Konkrete Zahlen zu Annullierungen oder Umbuchungen möchte er nicht nennen. Aber gerade bei Reisen nach Italien sei die Zahl gross. «Wir haben den Saisonstart für Reisen nach Italien verschoben und aktuell alle Reisen nach Italien bis Ende April 2020 storniert», so Twerenbold. Auch die Jubiläumsreise – das Unternehmen feiert dieses Jahr seinen 125. Geburtstag – nach Mailand in die La Scala mit rund 1200 Gästen sei frühzeitig abgesagt worden. «Italien ist für uns nach Deutschland das wichtigste Reiseland. Entsprechend spüren wir den späteren Saisonstart natürlich, zumal die Frühlingszeit nebst dem Herbst die wichtigste Reisezeit sei», so Twerenbold.

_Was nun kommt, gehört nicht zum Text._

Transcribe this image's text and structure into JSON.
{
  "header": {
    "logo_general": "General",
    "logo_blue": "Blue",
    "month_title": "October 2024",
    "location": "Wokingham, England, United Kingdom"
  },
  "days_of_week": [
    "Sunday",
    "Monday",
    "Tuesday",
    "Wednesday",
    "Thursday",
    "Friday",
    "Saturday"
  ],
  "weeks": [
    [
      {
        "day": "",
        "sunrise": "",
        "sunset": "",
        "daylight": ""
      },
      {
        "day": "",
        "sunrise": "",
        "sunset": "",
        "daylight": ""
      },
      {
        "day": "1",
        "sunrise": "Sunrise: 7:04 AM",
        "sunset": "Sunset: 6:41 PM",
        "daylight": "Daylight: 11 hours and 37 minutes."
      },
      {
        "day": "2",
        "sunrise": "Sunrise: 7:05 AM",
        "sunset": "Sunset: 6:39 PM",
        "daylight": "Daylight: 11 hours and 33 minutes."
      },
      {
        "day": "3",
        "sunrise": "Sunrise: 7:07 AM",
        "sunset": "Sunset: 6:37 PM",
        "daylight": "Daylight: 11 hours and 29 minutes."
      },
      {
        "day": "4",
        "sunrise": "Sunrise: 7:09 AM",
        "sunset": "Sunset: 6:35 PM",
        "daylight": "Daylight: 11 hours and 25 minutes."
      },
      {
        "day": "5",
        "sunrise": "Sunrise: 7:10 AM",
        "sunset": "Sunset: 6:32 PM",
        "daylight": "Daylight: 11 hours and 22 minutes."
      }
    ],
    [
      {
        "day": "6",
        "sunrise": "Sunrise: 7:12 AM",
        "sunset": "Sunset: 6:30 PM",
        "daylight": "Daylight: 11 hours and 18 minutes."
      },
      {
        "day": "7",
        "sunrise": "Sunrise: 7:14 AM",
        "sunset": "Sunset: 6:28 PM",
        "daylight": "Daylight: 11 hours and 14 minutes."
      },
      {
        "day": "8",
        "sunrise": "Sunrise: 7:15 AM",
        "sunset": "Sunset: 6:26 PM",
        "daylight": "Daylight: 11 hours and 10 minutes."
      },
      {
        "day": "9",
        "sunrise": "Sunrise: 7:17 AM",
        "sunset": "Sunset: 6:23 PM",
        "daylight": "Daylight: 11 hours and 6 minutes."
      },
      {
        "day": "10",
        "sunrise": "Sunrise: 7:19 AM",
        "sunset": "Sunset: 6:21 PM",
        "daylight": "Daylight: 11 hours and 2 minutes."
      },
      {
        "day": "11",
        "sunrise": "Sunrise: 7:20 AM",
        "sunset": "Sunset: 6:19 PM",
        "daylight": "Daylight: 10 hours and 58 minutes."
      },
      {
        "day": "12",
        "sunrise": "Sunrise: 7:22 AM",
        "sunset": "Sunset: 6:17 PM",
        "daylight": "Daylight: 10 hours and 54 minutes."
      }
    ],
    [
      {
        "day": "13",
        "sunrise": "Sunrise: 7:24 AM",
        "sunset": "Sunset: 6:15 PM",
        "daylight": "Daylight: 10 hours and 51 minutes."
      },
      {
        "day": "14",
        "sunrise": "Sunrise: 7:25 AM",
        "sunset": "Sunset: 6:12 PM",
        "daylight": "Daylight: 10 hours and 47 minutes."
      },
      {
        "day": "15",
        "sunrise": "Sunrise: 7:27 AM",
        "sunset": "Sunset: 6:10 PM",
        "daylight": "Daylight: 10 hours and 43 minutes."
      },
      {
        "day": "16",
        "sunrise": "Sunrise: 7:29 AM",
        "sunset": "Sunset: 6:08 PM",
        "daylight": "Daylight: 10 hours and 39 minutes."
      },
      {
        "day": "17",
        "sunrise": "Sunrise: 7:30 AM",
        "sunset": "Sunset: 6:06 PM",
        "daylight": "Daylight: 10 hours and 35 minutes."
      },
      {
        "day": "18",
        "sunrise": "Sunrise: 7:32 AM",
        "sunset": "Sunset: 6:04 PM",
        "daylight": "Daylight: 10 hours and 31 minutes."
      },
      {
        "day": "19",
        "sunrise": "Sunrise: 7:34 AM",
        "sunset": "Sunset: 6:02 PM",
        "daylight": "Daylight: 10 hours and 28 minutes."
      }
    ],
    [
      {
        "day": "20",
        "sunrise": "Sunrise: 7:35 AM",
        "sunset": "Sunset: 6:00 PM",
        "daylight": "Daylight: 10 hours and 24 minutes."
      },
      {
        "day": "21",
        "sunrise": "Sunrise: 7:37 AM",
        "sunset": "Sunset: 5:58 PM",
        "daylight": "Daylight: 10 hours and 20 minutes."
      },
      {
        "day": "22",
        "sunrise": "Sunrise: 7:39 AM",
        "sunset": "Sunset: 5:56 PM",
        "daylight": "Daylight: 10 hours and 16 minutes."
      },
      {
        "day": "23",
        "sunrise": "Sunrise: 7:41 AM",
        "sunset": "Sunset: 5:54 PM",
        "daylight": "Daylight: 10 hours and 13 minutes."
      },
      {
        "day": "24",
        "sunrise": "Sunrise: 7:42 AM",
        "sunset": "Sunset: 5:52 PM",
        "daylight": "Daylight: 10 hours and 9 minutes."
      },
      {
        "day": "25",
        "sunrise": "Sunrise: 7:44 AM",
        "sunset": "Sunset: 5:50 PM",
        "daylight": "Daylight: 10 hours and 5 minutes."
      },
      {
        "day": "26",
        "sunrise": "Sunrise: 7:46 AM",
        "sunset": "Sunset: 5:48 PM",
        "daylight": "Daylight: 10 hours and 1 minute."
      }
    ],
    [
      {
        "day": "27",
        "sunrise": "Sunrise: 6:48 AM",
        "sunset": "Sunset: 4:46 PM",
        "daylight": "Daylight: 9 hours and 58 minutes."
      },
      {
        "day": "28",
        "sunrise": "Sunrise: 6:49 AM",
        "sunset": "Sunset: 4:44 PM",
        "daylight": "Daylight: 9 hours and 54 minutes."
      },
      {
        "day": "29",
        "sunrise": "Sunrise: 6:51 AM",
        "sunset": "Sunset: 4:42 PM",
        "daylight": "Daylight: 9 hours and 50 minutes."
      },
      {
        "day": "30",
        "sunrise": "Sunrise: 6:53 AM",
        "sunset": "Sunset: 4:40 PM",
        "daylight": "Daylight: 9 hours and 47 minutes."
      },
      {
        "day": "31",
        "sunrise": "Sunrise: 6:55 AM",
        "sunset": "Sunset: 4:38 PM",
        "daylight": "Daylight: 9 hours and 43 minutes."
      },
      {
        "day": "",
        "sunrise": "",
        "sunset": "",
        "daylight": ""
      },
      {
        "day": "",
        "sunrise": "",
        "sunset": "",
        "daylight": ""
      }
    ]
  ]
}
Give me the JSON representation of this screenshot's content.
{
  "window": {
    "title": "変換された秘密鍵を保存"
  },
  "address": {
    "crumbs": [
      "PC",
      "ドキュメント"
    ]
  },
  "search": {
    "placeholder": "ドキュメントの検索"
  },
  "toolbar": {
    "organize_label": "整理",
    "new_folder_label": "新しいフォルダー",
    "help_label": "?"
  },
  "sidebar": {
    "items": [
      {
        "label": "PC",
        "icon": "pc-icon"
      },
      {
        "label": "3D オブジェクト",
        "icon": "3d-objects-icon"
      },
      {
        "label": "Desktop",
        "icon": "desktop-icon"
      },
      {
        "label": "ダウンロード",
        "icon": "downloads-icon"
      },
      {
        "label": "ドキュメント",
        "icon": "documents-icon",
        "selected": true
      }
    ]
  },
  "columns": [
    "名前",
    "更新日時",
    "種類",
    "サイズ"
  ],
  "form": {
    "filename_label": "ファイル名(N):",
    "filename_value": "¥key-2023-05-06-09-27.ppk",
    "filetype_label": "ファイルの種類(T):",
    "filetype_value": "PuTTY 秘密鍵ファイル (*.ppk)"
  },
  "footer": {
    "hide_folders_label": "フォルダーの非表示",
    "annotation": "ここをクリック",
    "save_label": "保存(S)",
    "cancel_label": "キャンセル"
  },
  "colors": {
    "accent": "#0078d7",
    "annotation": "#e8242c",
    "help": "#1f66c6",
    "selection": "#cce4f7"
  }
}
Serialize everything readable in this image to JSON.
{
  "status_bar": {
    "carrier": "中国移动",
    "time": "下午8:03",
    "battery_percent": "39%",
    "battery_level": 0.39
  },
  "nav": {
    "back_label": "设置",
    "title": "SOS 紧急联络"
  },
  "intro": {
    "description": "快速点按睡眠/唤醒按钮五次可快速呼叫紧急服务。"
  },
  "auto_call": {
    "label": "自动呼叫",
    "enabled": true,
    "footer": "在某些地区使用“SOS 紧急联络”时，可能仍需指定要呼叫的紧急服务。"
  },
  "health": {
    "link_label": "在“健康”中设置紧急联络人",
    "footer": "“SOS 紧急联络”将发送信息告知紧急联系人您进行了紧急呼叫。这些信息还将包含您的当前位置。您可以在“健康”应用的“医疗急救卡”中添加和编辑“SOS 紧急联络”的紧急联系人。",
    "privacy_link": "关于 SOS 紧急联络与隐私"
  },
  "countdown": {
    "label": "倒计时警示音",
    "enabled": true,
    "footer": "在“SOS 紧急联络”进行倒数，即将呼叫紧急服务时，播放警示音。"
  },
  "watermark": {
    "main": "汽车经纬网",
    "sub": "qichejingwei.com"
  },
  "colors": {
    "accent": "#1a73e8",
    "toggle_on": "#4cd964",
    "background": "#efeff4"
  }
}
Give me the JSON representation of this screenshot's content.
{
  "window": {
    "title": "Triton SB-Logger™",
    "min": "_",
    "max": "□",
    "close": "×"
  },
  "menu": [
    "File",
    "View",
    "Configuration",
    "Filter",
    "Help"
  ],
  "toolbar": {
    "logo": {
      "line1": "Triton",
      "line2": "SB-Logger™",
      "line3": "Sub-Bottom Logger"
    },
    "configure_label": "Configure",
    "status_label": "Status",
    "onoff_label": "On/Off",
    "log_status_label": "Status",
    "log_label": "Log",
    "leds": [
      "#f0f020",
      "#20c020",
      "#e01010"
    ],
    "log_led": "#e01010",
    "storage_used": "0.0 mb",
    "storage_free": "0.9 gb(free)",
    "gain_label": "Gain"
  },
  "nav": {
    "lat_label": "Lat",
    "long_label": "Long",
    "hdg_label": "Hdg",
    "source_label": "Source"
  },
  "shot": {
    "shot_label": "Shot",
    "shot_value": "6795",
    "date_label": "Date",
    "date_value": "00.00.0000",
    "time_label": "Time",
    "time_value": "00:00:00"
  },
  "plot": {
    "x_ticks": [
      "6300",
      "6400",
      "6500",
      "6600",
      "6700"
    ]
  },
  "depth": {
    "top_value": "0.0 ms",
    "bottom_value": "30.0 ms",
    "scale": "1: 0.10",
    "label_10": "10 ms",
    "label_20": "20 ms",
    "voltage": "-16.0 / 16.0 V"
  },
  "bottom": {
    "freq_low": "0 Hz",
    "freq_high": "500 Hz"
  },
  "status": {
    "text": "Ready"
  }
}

Man sei permanent in Kontakt mit den Leistungsträgern und den Behörden vor Ort und analysiere die Lage in Italien laufend. «Die Gewährleistung der Sicherheit und Gesundheit unserer Kundinnen und Kunden sowie Mitarbeitenden hat Vorrang», versichert Twerenbold. Als Sofortmassnahme habe man die Umbuchungsbedingungen angepasst und würde Kundinnen und Kunden Sonderkonditionen gewähren, wenn sie die Reise verschieben oder eine andere buchen wollten.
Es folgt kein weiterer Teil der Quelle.